- Born: 17 January 1973 (age 53) Chennai, India
- Education: IIT Madras, University of Maryland, College Park, USA (PhD)
- Occupations: Founder and Secretary, AID India & CPO of AhaGuru
- Website: www.ahaguru.com

= Balaji Sampath =

Indian educationist and social activist

Balaji Sampath (born 17 January 1973) is an Indian educationist, scientist, and the founder and secretary of Association for India's Development - India chapter, an India-based non-profit NGO that conducts science teaching and primary school programs for children to aid their educational development. He is also the founder and CPO of AhaGuru, an educational online coaching startup that provides training courses on different subjects online. He is also an author of science books for primary and higher level education.

== Personal life ==
Balaji was born in Chennai, India on 17 January 1973 into a family where both of his parents were government workers. Because his parents were often transferred to different locations for their government jobs, as a child Balaji was exposed to a number of schools across India. He had difficulty in understanding scientific subjects due to "ineffective teaching". Early in life, he devised his own system of analysis and arriving at solutions.

== Education ==
Balaji appeared for IIT JEE and obtained All India Rank 4 in 1990, considered one of the most difficult competitive exams in India. He completed his B.Tech. degree in Electrical Engineering from Indian Institute of Technology Madras in 1994, and his doctorate in Electronics and communication Engineering from University of Maryland, College Park.

== Career ==
Balaji started his career as a volunteer for AID United States chapter from 1994 while he was doing his doctorate. After completing his PhD degree, he returned to India to work full-time on social issues in 1997 and founded AID India. He worked with the Centre for Ecology and Rural Development and the Peoples Science Movement on Health and Education Programs. Balaji organized Peoples Health assembly campaign in 2000 at a national level and began campaigning for better public education and access to healthcare, especially in the rural areas.

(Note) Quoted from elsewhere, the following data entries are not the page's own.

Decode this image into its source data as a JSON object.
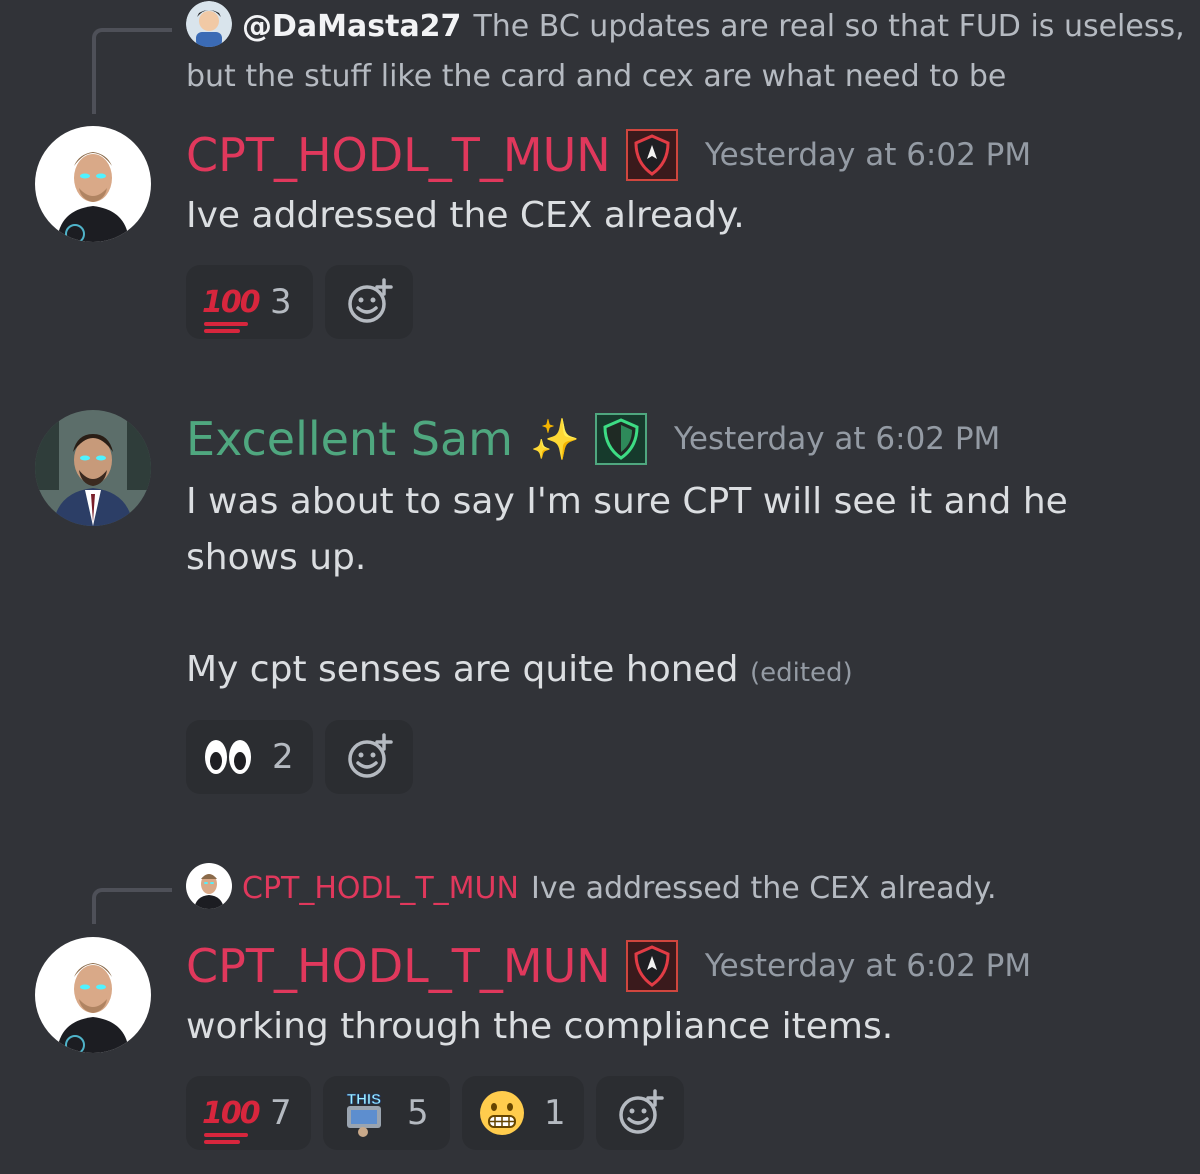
{
  "messages": [
    {
      "reply": {
        "username": "@DaMasta27",
        "text": "The BC updates are real so that FUD is useless, but the stuff like the card and cex are what need to be"
      },
      "author": {
        "name": "CPT_HODL_T_MUN",
        "color": "#e0385c"
      },
      "timestamp": "Yesterday at 6:02 PM",
      "body": "Ive addressed the CEX already.",
      "reactions": [
        {
          "emoji": "100-icon",
          "count": "3"
        }
      ]
    },
    {
      "author": {
        "name": "Excellent Sam",
        "color": "#4fa77f",
        "badge": "✨"
      },
      "timestamp": "Yesterday at 6:02 PM",
      "body_line1": "I was about to say I'm sure CPT will see it and he shows up.",
      "body_line2": "My cpt senses are quite honed",
      "edited": "(edited)",
      "reactions": [
        {
          "emoji": "eyes-icon",
          "count": "2"
        }
      ]
    },
    {
      "reply": {
        "username": "CPT_HODL_T_MUN",
        "text": "Ive addressed the CEX already."
      },
      "author": {
        "name": "CPT_HODL_T_MUN",
        "color": "#e0385c"
      },
      "timestamp": "Yesterday at 6:02 PM",
      "body": "working through the compliance items.",
      "reactions": [
        {
          "emoji": "100-icon",
          "count": "7"
        },
        {
          "emoji": "this-sticker-icon",
          "label": "THIS",
          "count": "5"
        },
        {
          "emoji": "grimacing-face-icon",
          "count": "1"
        }
      ]
    }
  ]
}
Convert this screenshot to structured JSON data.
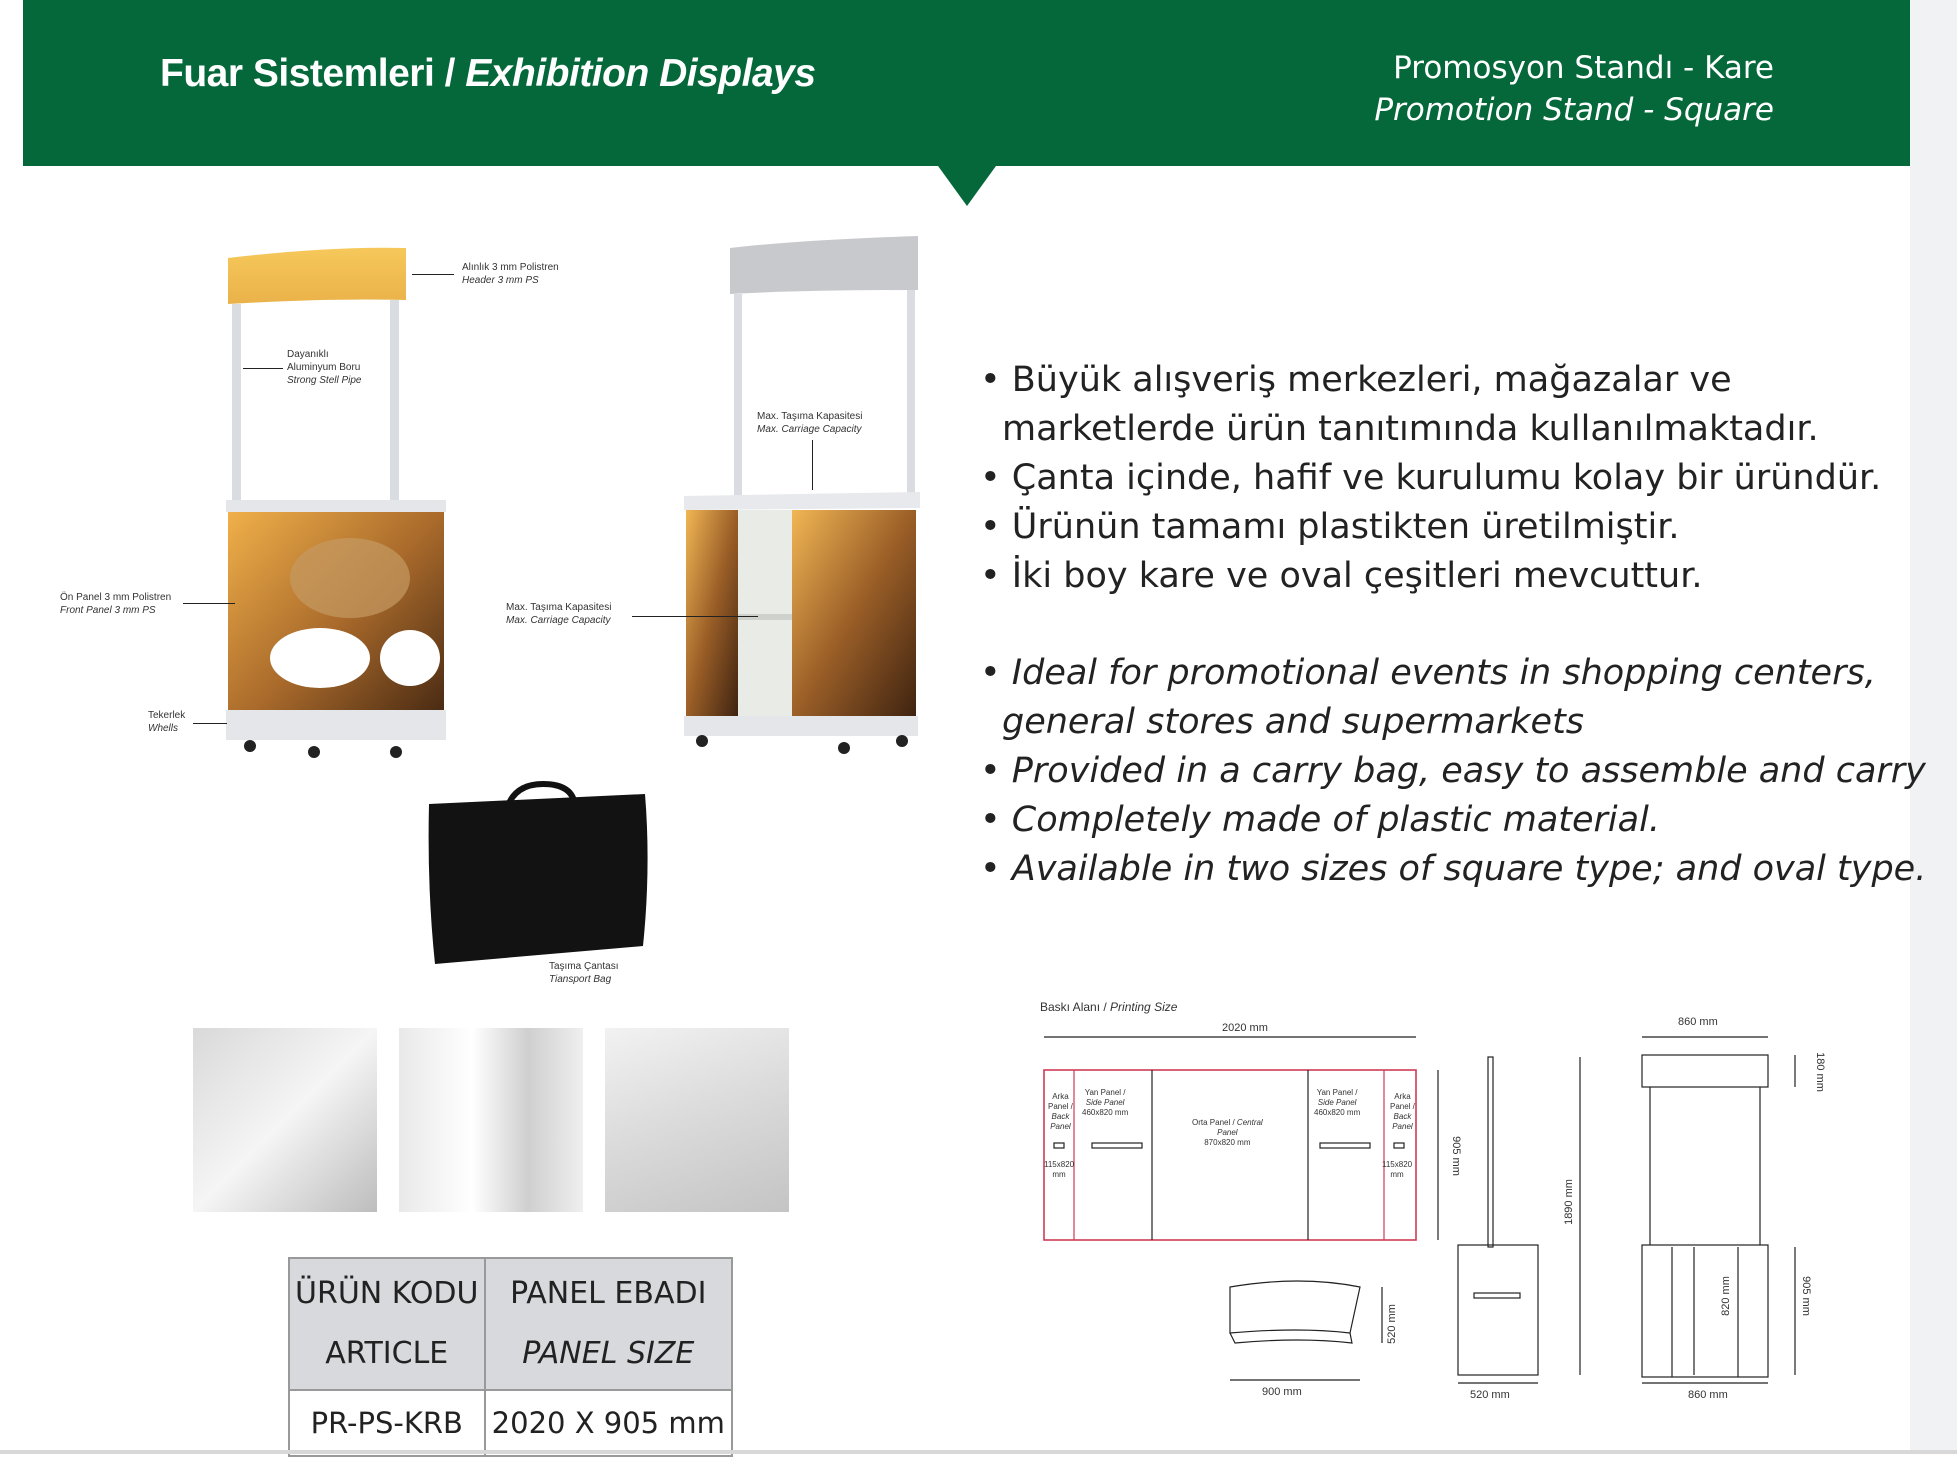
{
  "header": {
    "title_tr": "Fuar Sistemleri /",
    "title_en": "Exhibition Displays",
    "product_tr": "Promosyon Standı - Kare",
    "product_en": "Promotion Stand - Square",
    "color": "#05683a"
  },
  "features_tr": [
    "Büyük alışveriş merkezleri, mağazalar ve",
    "marketlerde ürün tanıtımında kullanılmaktadır.",
    "Çanta içinde, hafif ve kurulumu kolay bir üründür.",
    "Ürünün tamamı plastikten üretilmiştir.",
    "İki boy kare ve oval çeşitleri mevcuttur."
  ],
  "features_en": [
    "Ideal for promotional events in shopping  centers,",
    "general stores and supermarkets",
    "Provided in a carry bag, easy to assemble and carry",
    "Completely made of plastic material.",
    "Available in two sizes of square type; and oval type."
  ],
  "callouts": {
    "header_tr": "Alınlık 3 mm Polistren",
    "header_en": "Header 3 mm PS",
    "pipe_tr1": "Dayanıklı",
    "pipe_tr2": "Aluminyum Boru",
    "pipe_en": "Strong Stell Pipe",
    "front_tr": "Ön Panel 3 mm Polistren",
    "front_en": "Front Panel 3 mm PS",
    "wheels_tr": "Tekerlek",
    "wheels_en": "Whells",
    "capacity_tr": "Max. Taşıma Kapasitesi",
    "capacity_en": "Max. Carriage Capacity",
    "capacity2_tr": "Max. Taşıma Kapasitesi",
    "capacity2_en": "Max. Carriage Capacity",
    "bag_tr": "Taşıma Çantası",
    "bag_en": "Tiansport Bag"
  },
  "spec_table": {
    "col1_tr": "ÜRÜN KODU",
    "col1_en": "ARTICLE",
    "col2_tr": "PANEL EBADI",
    "col2_en": "PANEL SIZE",
    "code": "PR-PS-KRB",
    "size": "2020 X 905 mm"
  },
  "drawing": {
    "print_tr": "Baskı Alanı /",
    "print_en": "Printing Size",
    "width_total": "2020 mm",
    "height_panel": "905 mm",
    "back1_a": "Arka",
    "back1_b": "Panel /",
    "back1_c": "Back",
    "back1_d": "Panel",
    "back_size_a": "115x820",
    "back_size_b": "mm",
    "side1_a": "Yan Panel /",
    "side1_b": "Side Panel",
    "side1_c": "460x820 mm",
    "central_a": "Orta Panel /",
    "central_b": "Central",
    "central_c": "Panel",
    "central_d": "870x820 mm",
    "side2_a": "Yan Panel /",
    "side2_b": "Side Panel",
    "side2_c": "460x820 mm",
    "back2_a": "Arka",
    "back2_b": "Panel /",
    "back2_c": "Back",
    "back2_d": "Panel",
    "back2_size_a": "115x820",
    "back2_size_b": "mm",
    "top_width": "900 mm",
    "top_depth": "520 mm",
    "side_height": "1890 mm",
    "side_depth": "520 mm",
    "front_width_top": "860 mm",
    "front_header": "180 mm",
    "front_inner": "820 mm",
    "front_body": "905 mm",
    "front_width_bottom": "860 mm"
  }
}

AID India trains teachers in government schools with the goal of improving the quality of teaching, especially for science and mathematics by using innovative techniques and devising educational aid. The mission of AID India is to empower socially disadvantaged sections of the society through socio-economic development programs, education, providing micro credit, and providing training in the areas of health, human rights and utilization of resources for income generation.

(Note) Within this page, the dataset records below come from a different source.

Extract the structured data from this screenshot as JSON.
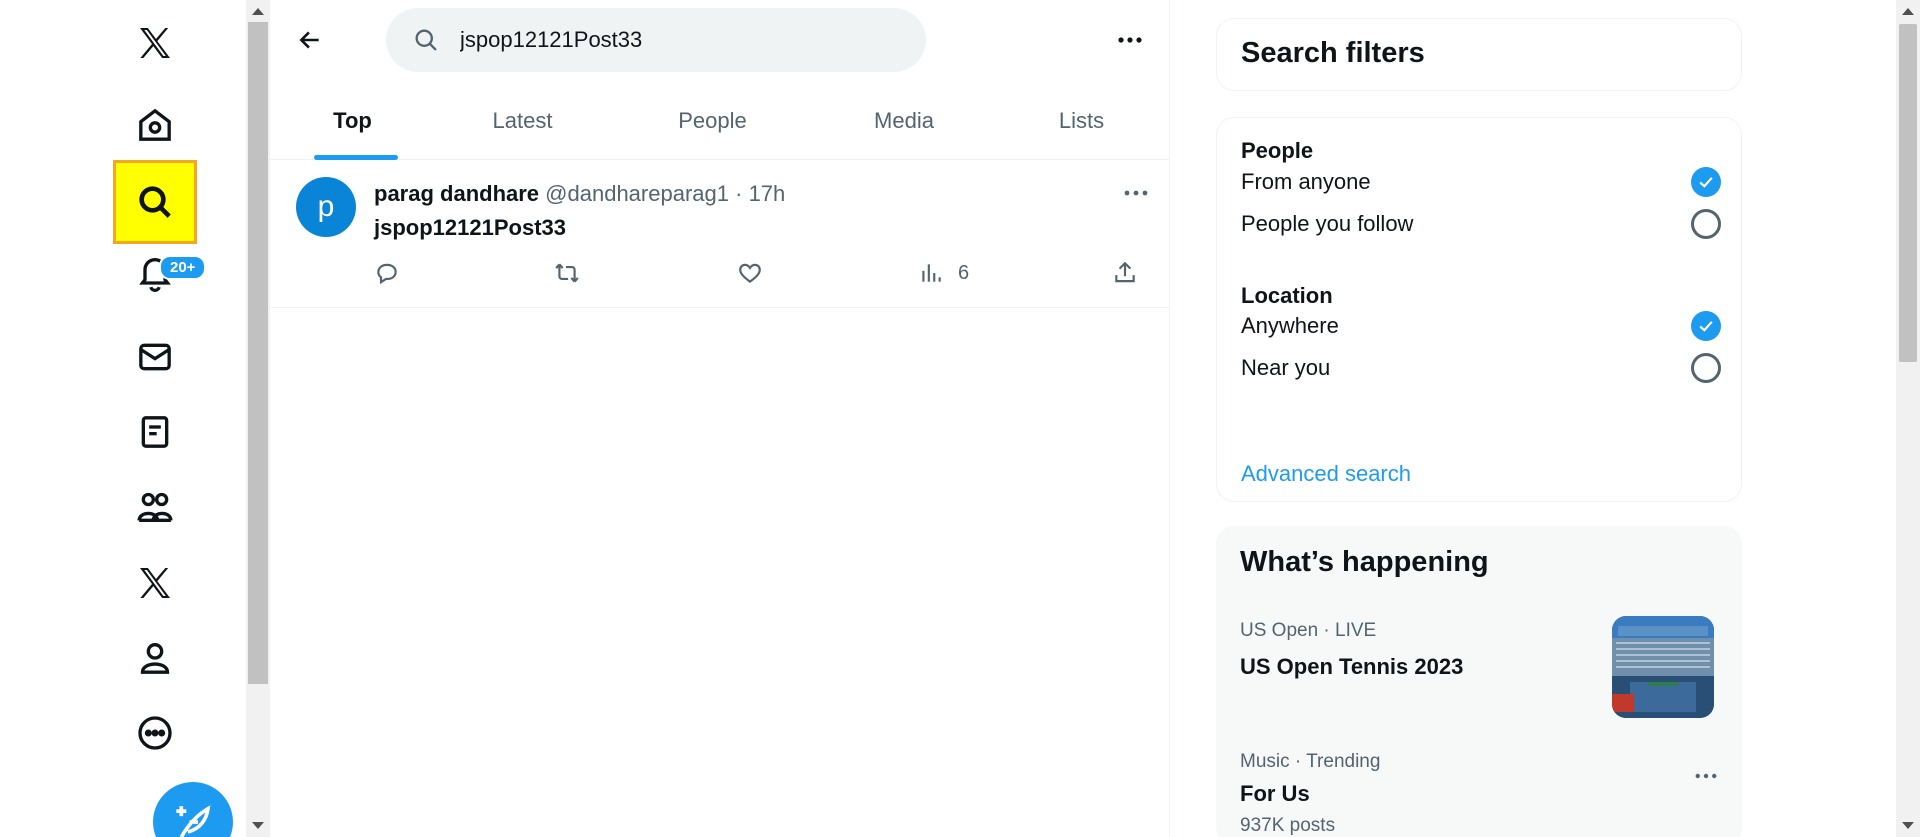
{
  "nav": {
    "items": [
      {
        "name": "x-logo-icon",
        "label": "X"
      },
      {
        "name": "home-icon",
        "label": "Home"
      },
      {
        "name": "search-icon",
        "label": "Explore"
      },
      {
        "name": "bell-icon",
        "label": "Notifications"
      },
      {
        "name": "mail-icon",
        "label": "Messages"
      },
      {
        "name": "lists-icon",
        "label": "Lists"
      },
      {
        "name": "communities-icon",
        "label": "Communities"
      },
      {
        "name": "premium-x-icon",
        "label": "Premium"
      },
      {
        "name": "profile-icon",
        "label": "Profile"
      },
      {
        "name": "more-icon",
        "label": "More"
      }
    ],
    "notification_badge": "20+",
    "accent_color": "#1d9bf0",
    "highlight_color": "#ffff00"
  },
  "search": {
    "query": "jspop12121Post33"
  },
  "tabs": [
    {
      "label": "Top",
      "active": true
    },
    {
      "label": "Latest",
      "active": false
    },
    {
      "label": "People",
      "active": false
    },
    {
      "label": "Media",
      "active": false
    },
    {
      "label": "Lists",
      "active": false
    }
  ],
  "post": {
    "avatar_letter": "p",
    "author_name": "parag dandhare",
    "handle": "@dandhareparag1",
    "separator": "·",
    "time": "17h",
    "text": "jspop12121Post33",
    "views": "6"
  },
  "filters": {
    "title": "Search filters",
    "people_heading": "People",
    "people_options": [
      {
        "label": "From anyone",
        "checked": true
      },
      {
        "label": "People you follow",
        "checked": false
      }
    ],
    "location_heading": "Location",
    "location_options": [
      {
        "label": "Anywhere",
        "checked": true
      },
      {
        "label": "Near you",
        "checked": false
      }
    ],
    "advanced_link": "Advanced search"
  },
  "whats_happening": {
    "title": "What’s happening",
    "trends": [
      {
        "meta": "US Open · LIVE",
        "title": "US Open Tennis 2023",
        "count": ""
      },
      {
        "meta": "Music · Trending",
        "title": "For Us",
        "count": "937K posts"
      }
    ]
  }
}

In 2011, Balaji started Ahaguru.com, an online education portal to enhance science and math learning and problem-solving skills of middle and high school students. The startup, "a pioneer in online coaching", provides training courses completely online. It covers physics, chemistry and math for classes 7 to 12 for CBSE, NEET and JEE. The full year course is modelled like a classroom with teachers explaining concepts and showing how to solve different questions.

== Awards ==
- IIT Madras Distinguished Alumnus Award 2012.
- Times of India Social Impact Award for AID, 2011 from Prime Minister, Dr. Manmohan Singh in 2011.
- Ashoka Fellowship for innovative work on Science Education.
- Lemelson Inventor Certificate for Science Education.
- MIT Indus Technovator's Award 2005 for Village Libraries and Science Education.
- Rotary Distinguished Service Award by the Rotary Club of Madras South.
- Pratham USA Achievement Award 2006 for improving reading skills in Tamil Nadu.
- Association for India's Development JS Fellowship, 1998.
- All India Rank 4 in the IITJEE, 1990.